The original synopsis was
Effect of LRO character inconsistent with respect to JDK1.3
This is a bit misleading as to the actual problem.
The customer consistently uses LRO to disable bidi processing.
Once they went to 1.4 their actual problem is that a ligature
was forming which did not previously form.
They then observed that in 1.4 removing the LRO gave their
desired results. The text was in LRO and no ligature :
But in 1.5 and later this also didn't have any effect.

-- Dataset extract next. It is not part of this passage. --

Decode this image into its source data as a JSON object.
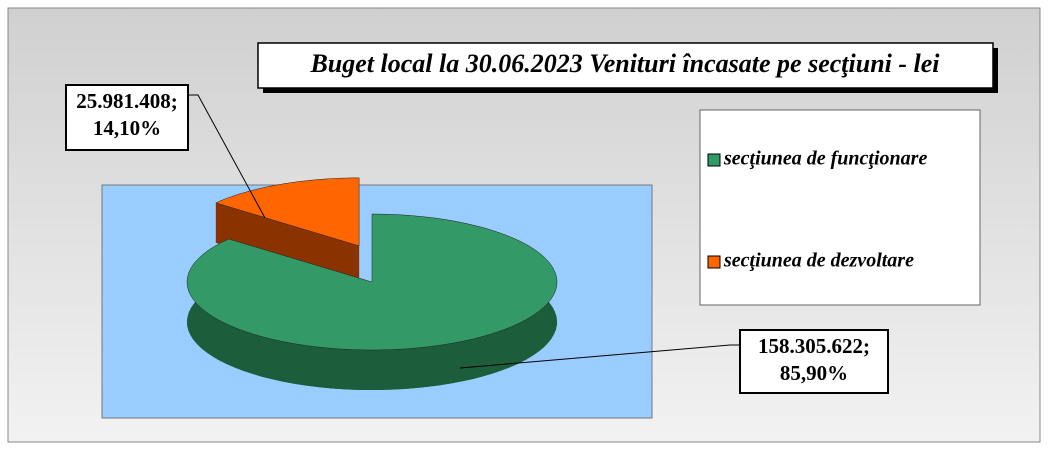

Here are the customer's words :
/@ Please have a look at the 1st textField display between 1.3 and 1.4, 1.5, /
/@ 1.6. The right most characters look different in the first textfield in 1.4 /
/@ and higher. I have also put a diff.gif which shows the actual issue in our /
/@ component ewt in 1.3, 1.5 and the correct behaviour in windows notepad./
/@ We are not using the same string with and without LRO character. We are /
/@ showing the text without LRO character only for comparison purpose. We want /
/@ to show how using the same string without LRO has not resulted in any change /
/@ in 1.4, whereas introducing LRO changes the display. Our problem is only with /
/@ LRO. We have our own BIDI logic for many years and we are making use of this /
/@ LRO character to prevent JDK from flipping and/or applying its own BIDI /
/@ logic, so that whatever chars we are sending to JDK appears as it is. Now /
/@ this issue is creating regressions for our clients who are upgrading from JDK /
/@ 1.3 to higher JDK. /
So there's the case they care about
1) what happens when an LRO is present in 1.4 and later
And the case they don't care about (at least for now)
2) what happens when there's no LRO in 1.5 and later
The root of (1) is that the JDK is forming a ligature
when processing precomposed Arabic Presentation forms.
ie the JDK is applying shaping: finding the nominal form glyphs
and applying features. In this case it should not do this.
One possible exception to this if the font doesn't contain the
Arabic presentation forms (B?) in the 'cmap' table, but that's not
the case here.
The root of (2) is that the ligature should not form, but
also prior to 1.5 the text was not being properly re-ordered.
It now is in 1.5 and later, so that part of the new behaviour is correct.